Tuesday 14 May 2013

Love is Unlucky... Wider Reading 13: Anna Karenina

All good blogs are alike; every bad blog is bad in its own way, though I hope Tolstoy would have liked this one. Almost every aspect of Leo Nikolayevich Tolstoy’s life is incorporated into Anna Karenina; the loss of his mother at a young age, his social awkwardness, antimilitaristic sentiments, his courtship of his wife, contact with peasants, and his overwhelming awareness of the power of death. This novel, his second most famous after War and Peace, is often viewed as the turning point in Tolstoy’s career, the point at which he shifted away from fiction and toward faith. The tug-of-war between these two forces helps create the rich portrait of Anna, whom Tolstoy both disapproves of and loves.

The novel explores the rich tapestry of mankind’s capacity for love, set against the opulent backdrop of the twilight of the Russian Empire. Despite the elegant settings, danger lurks and around every corner is the constant reminder that this powerful, precarious world is soon to drop. An impoverished train worker is killed; a privileged man who has seen the crisis coming leaves his duties to work with the commoners. The novel, however, centres on the lives and loves of families inhabiting the high societies of St Petersburg and Moscow. Anna is the wife of the respected but dull Minister Karenin. What love she lacks in her marriage she lavishes on her only son, Seryozha, and later her affair with handsome cavalry officer Count Vronsky. Meanwhile Anna’s brother, Oblonsky, is experiencing marriage troubles of his own. Dissatisfied with his wife’s fading attractiveness, he has been caught with the governess and must repent his infidelity. His wife’s young sister Kitty, at the same time, has her heart broken by Vronsky as he chooses Anna over her, but finds happiness in her friend and suitor, Levin.

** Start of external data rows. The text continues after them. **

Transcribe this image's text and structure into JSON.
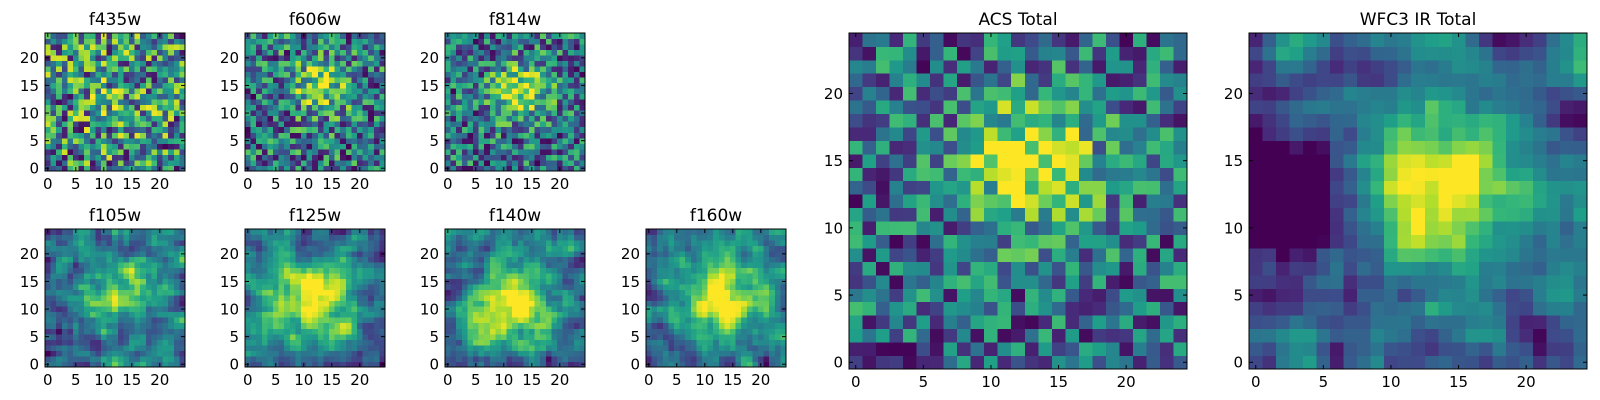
{
  "chart_data": [
    {
      "type": "heatmap",
      "title": "f435w",
      "xlim": [
        0,
        24
      ],
      "ylim": [
        0,
        24
      ],
      "x_ticks": [
        0,
        5,
        10,
        15,
        20
      ],
      "y_ticks": [
        0,
        5,
        10,
        15,
        20
      ],
      "x_tick_labels": [
        "0",
        "5",
        "10",
        "15",
        "20"
      ],
      "y_tick_labels": [
        "0",
        "5",
        "10",
        "15",
        "20"
      ],
      "colormap": "viridis",
      "grid_size": 25,
      "grid": false,
      "seed": 11,
      "blur": 0,
      "peak": 0.06,
      "sigma": 5,
      "center": [
        12,
        13
      ]
    },
    {
      "type": "heatmap",
      "title": "f606w",
      "xlim": [
        0,
        24
      ],
      "ylim": [
        0,
        24
      ],
      "x_ticks": [
        0,
        5,
        10,
        15,
        20
      ],
      "y_ticks": [
        0,
        5,
        10,
        15,
        20
      ],
      "x_tick_labels": [
        "0",
        "5",
        "10",
        "15",
        "20"
      ],
      "y_tick_labels": [
        "0",
        "5",
        "10",
        "15",
        "20"
      ],
      "colormap": "viridis",
      "grid_size": 25,
      "grid": false,
      "seed": 23,
      "blur": 0,
      "peak": 0.22,
      "sigma": 3.5,
      "center": [
        13,
        15
      ]
    },
    {
      "type": "heatmap",
      "title": "f814w",
      "xlim": [
        0,
        24
      ],
      "ylim": [
        0,
        24
      ],
      "x_ticks": [
        0,
        5,
        10,
        15,
        20
      ],
      "y_ticks": [
        0,
        5,
        10,
        15,
        20
      ],
      "x_tick_labels": [
        "0",
        "5",
        "10",
        "15",
        "20"
      ],
      "y_tick_labels": [
        "0",
        "5",
        "10",
        "15",
        "20"
      ],
      "colormap": "viridis",
      "grid_size": 25,
      "grid": false,
      "seed": 37,
      "blur": 0,
      "peak": 0.26,
      "sigma": 3.5,
      "center": [
        13,
        14
      ]
    },
    {
      "type": "heatmap",
      "title": "f105w",
      "xlim": [
        0,
        24
      ],
      "ylim": [
        0,
        24
      ],
      "x_ticks": [
        0,
        5,
        10,
        15,
        20
      ],
      "y_ticks": [
        0,
        5,
        10,
        15,
        20
      ],
      "x_tick_labels": [
        "0",
        "5",
        "10",
        "15",
        "20"
      ],
      "y_tick_labels": [
        "0",
        "5",
        "10",
        "15",
        "20"
      ],
      "colormap": "viridis",
      "grid_size": 25,
      "grid": false,
      "seed": 41,
      "blur": 1,
      "peak": 0.22,
      "sigma": 4.5,
      "center": [
        13,
        13
      ]
    },
    {
      "type": "heatmap",
      "title": "f125w",
      "xlim": [
        0,
        24
      ],
      "ylim": [
        0,
        24
      ],
      "x_ticks": [
        0,
        5,
        10,
        15,
        20
      ],
      "y_ticks": [
        0,
        5,
        10,
        15,
        20
      ],
      "x_tick_labels": [
        "0",
        "5",
        "10",
        "15",
        "20"
      ],
      "y_tick_labels": [
        "0",
        "5",
        "10",
        "15",
        "20"
      ],
      "colormap": "viridis",
      "grid_size": 25,
      "grid": false,
      "seed": 53,
      "blur": 1,
      "peak": 0.28,
      "sigma": 5,
      "center": [
        12,
        12
      ]
    },
    {
      "type": "heatmap",
      "title": "f140w",
      "xlim": [
        0,
        24
      ],
      "ylim": [
        0,
        24
      ],
      "x_ticks": [
        0,
        5,
        10,
        15,
        20
      ],
      "y_ticks": [
        0,
        5,
        10,
        15,
        20
      ],
      "x_tick_labels": [
        "0",
        "5",
        "10",
        "15",
        "20"
      ],
      "y_tick_labels": [
        "0",
        "5",
        "10",
        "15",
        "20"
      ],
      "colormap": "viridis",
      "grid_size": 25,
      "grid": false,
      "seed": 67,
      "blur": 1,
      "peak": 0.3,
      "sigma": 5,
      "center": [
        11,
        11
      ]
    },
    {
      "type": "heatmap",
      "title": "f160w",
      "xlim": [
        0,
        24
      ],
      "ylim": [
        0,
        24
      ],
      "x_ticks": [
        0,
        5,
        10,
        15,
        20
      ],
      "y_ticks": [
        0,
        5,
        10,
        15,
        20
      ],
      "x_tick_labels": [
        "0",
        "5",
        "10",
        "15",
        "20"
      ],
      "y_tick_labels": [
        "0",
        "5",
        "10",
        "15",
        "20"
      ],
      "colormap": "viridis",
      "grid_size": 25,
      "grid": false,
      "seed": 79,
      "blur": 1,
      "peak": 0.32,
      "sigma": 5,
      "center": [
        13,
        12
      ]
    },
    {
      "type": "heatmap",
      "title": "ACS Total",
      "xlim": [
        0,
        24
      ],
      "ylim": [
        0,
        24
      ],
      "x_ticks": [
        0,
        5,
        10,
        15,
        20
      ],
      "y_ticks": [
        0,
        5,
        10,
        15,
        20
      ],
      "x_tick_labels": [
        "0",
        "5",
        "10",
        "15",
        "20"
      ],
      "y_tick_labels": [
        "0",
        "5",
        "10",
        "15",
        "20"
      ],
      "colormap": "viridis",
      "grid_size": 25,
      "grid": false,
      "seed": 97,
      "blur": 0,
      "peak": 0.3,
      "sigma": 3.5,
      "center": [
        13,
        15
      ]
    },
    {
      "type": "heatmap",
      "title": "WFC3 IR Total",
      "xlim": [
        0,
        24
      ],
      "ylim": [
        0,
        24
      ],
      "x_ticks": [
        0,
        5,
        10,
        15,
        20
      ],
      "y_ticks": [
        0,
        5,
        10,
        15,
        20
      ],
      "x_tick_labels": [
        "0",
        "5",
        "10",
        "15",
        "20"
      ],
      "y_tick_labels": [
        "0",
        "5",
        "10",
        "15",
        "20"
      ],
      "colormap": "viridis",
      "grid_size": 25,
      "grid": false,
      "seed": 113,
      "blur": 1,
      "peak": 0.32,
      "sigma": 4.5,
      "center": [
        13,
        13
      ],
      "dark_region": [
        3,
        12,
        4
      ]
    }
  ]
}
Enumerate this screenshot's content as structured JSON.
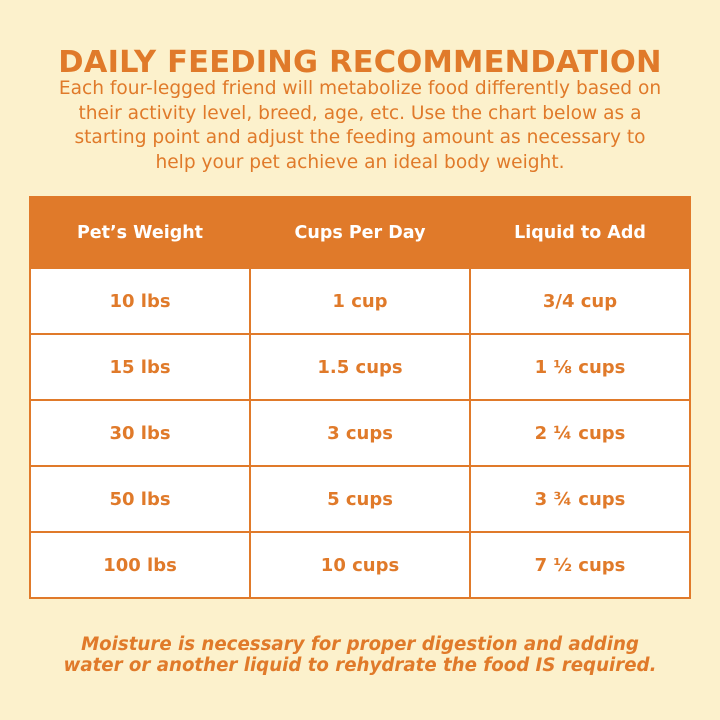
{
  "title": "DAILY FEEDING RECOMMENDATION",
  "intro": {
    "lines": [
      "Each four-legged friend will metabolize food differently based on",
      "their activity level, breed, age, etc. Use the chart below as a",
      "starting point and adjust the feeding amount as necessary to",
      "help your pet achieve an ideal body weight."
    ]
  },
  "table": {
    "headers": [
      "Pet’s Weight",
      "Cups Per Day",
      "Liquid to Add"
    ],
    "rows": [
      [
        "10 lbs",
        "1 cup",
        "3/4 cup"
      ],
      [
        "15 lbs",
        "1.5 cups",
        "1 ⅛ cups"
      ],
      [
        "30 lbs",
        "3 cups",
        "2 ¼ cups"
      ],
      [
        "50 lbs",
        "5 cups",
        "3 ¾ cups"
      ],
      [
        "100 lbs",
        "10 cups",
        "7 ½ cups"
      ]
    ]
  },
  "footer": {
    "lines": [
      "Moisture is necessary for proper digestion and adding",
      "water or another liquid to rehydrate the food IS required."
    ]
  },
  "colors": {
    "accent": "#e07a2a",
    "background": "#fcf1cc",
    "cell_background": "#ffffff",
    "header_text": "#ffffff"
  }
}
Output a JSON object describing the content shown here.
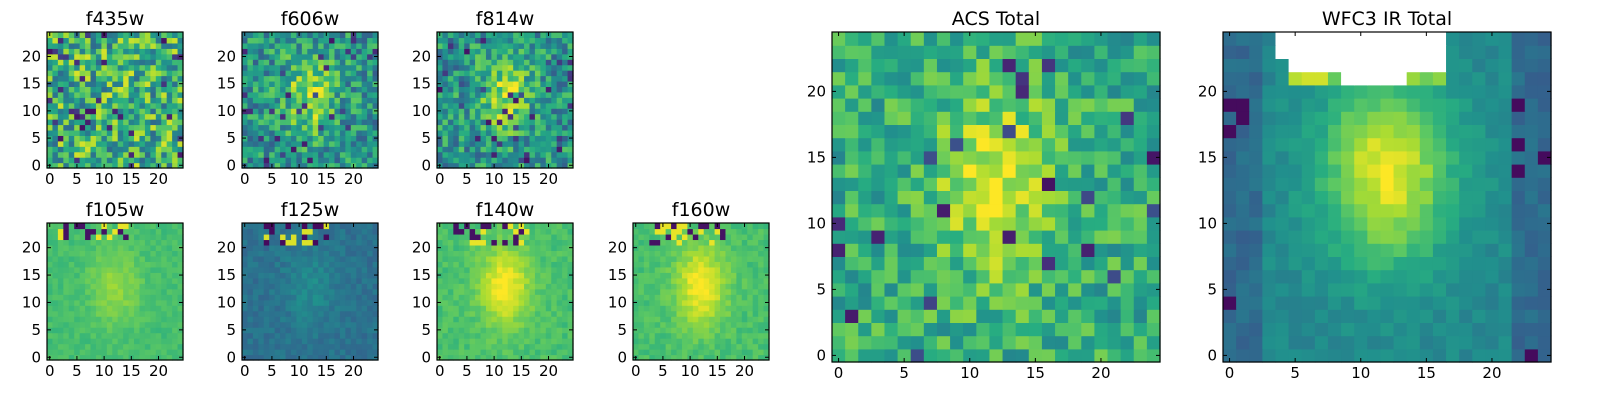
{
  "figure": {
    "background": "#ffffff",
    "colormap": "viridis"
  },
  "chart_data": [
    {
      "type": "heatmap",
      "title": "f435w",
      "xticks": [
        "0",
        "5",
        "10",
        "15",
        "20"
      ],
      "yticks": [
        "0",
        "5",
        "10",
        "15",
        "20"
      ],
      "xlim": [
        -0.5,
        24.5
      ],
      "ylim": [
        -0.5,
        24.5
      ],
      "grid": false,
      "pattern": "noise",
      "seed": 11
    },
    {
      "type": "heatmap",
      "title": "f606w",
      "xticks": [
        "0",
        "5",
        "10",
        "15",
        "20"
      ],
      "yticks": [
        "0",
        "5",
        "10",
        "15",
        "20"
      ],
      "xlim": [
        -0.5,
        24.5
      ],
      "ylim": [
        -0.5,
        24.5
      ],
      "grid": false,
      "pattern": "noise-blob",
      "seed": 23
    },
    {
      "type": "heatmap",
      "title": "f814w",
      "xticks": [
        "0",
        "5",
        "10",
        "15",
        "20"
      ],
      "yticks": [
        "0",
        "5",
        "10",
        "15",
        "20"
      ],
      "xlim": [
        -0.5,
        24.5
      ],
      "ylim": [
        -0.5,
        24.5
      ],
      "grid": false,
      "pattern": "noise-blob",
      "seed": 37
    },
    {
      "type": "heatmap",
      "title": "f105w",
      "xticks": [
        "0",
        "5",
        "10",
        "15",
        "20"
      ],
      "yticks": [
        "0",
        "5",
        "10",
        "15",
        "20"
      ],
      "xlim": [
        -0.5,
        24.5
      ],
      "ylim": [
        -0.5,
        24.5
      ],
      "grid": false,
      "pattern": "smooth-top",
      "seed": 41
    },
    {
      "type": "heatmap",
      "title": "f125w",
      "xticks": [
        "0",
        "5",
        "10",
        "15",
        "20"
      ],
      "yticks": [
        "0",
        "5",
        "10",
        "15",
        "20"
      ],
      "xlim": [
        -0.5,
        24.5
      ],
      "ylim": [
        -0.5,
        24.5
      ],
      "grid": false,
      "pattern": "smooth-dark-top",
      "seed": 53
    },
    {
      "type": "heatmap",
      "title": "f140w",
      "xticks": [
        "0",
        "5",
        "10",
        "15",
        "20"
      ],
      "yticks": [
        "0",
        "5",
        "10",
        "15",
        "20"
      ],
      "xlim": [
        -0.5,
        24.5
      ],
      "ylim": [
        -0.5,
        24.5
      ],
      "grid": false,
      "pattern": "bright-blob-top",
      "seed": 67
    },
    {
      "type": "heatmap",
      "title": "f160w",
      "xticks": [
        "0",
        "5",
        "10",
        "15",
        "20"
      ],
      "yticks": [
        "0",
        "5",
        "10",
        "15",
        "20"
      ],
      "xlim": [
        -0.5,
        24.5
      ],
      "ylim": [
        -0.5,
        24.5
      ],
      "grid": false,
      "pattern": "bright-blob-top",
      "seed": 79
    },
    {
      "type": "heatmap",
      "title": "ACS Total",
      "xticks": [
        "0",
        "5",
        "10",
        "15",
        "20"
      ],
      "yticks": [
        "0",
        "5",
        "10",
        "15",
        "20"
      ],
      "xlim": [
        -0.5,
        24.5
      ],
      "ylim": [
        -0.5,
        24.5
      ],
      "grid": false,
      "pattern": "acs-total",
      "seed": 97
    },
    {
      "type": "heatmap",
      "title": "WFC3 IR Total",
      "xticks": [
        "0",
        "5",
        "10",
        "15",
        "20"
      ],
      "yticks": [
        "0",
        "5",
        "10",
        "15",
        "20"
      ],
      "xlim": [
        -0.5,
        24.5
      ],
      "ylim": [
        -0.5,
        24.5
      ],
      "grid": false,
      "pattern": "ir-total",
      "seed": 113
    }
  ]
}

In his depiction of Anna’s appearance at the train station during her first meeting with Vronsky, Tolstoy emphasizes Anna’s spiritual rather than physical attributes. This method of characterizing her is important, for it reinforces from the very beginning that although Tolstoy may harshly condemn adultery on an abstract level, he does not portray Anna as a passion-crazed vixen—as popular novels of the time often represented the straying wife. The parallel structure of Anna’s and Levin’s story lines was one of Tolstoy’s strokes of genius in composing Anna Karenina. Their stories begin on very different notes: Anna finds love with Vronsky just at the moment when Levin loses love with Kitty. Anna’s decision to act on her feelings brings her thrills and excitement, whereas Levin’s decision brings him dejection and depression. Both Anna and Levin seek truth in their personal relationships, unwilling to settle for anything less. Anna discovers that she would prefer to suffer with her true love rather than continue to lead a life of lies and deceit with a man she does not love. Her = unconventional actions are prompted by a desire not for rebellion for its own sake but for absolute sincerity in her emotional life. Similarly, Levin, after Kitty’s rebuff, does not go after the next girl on his list but resigns himself to eternal bachelorhood and withdraws to the country. Like Anna, Levin wants all or nothing in love.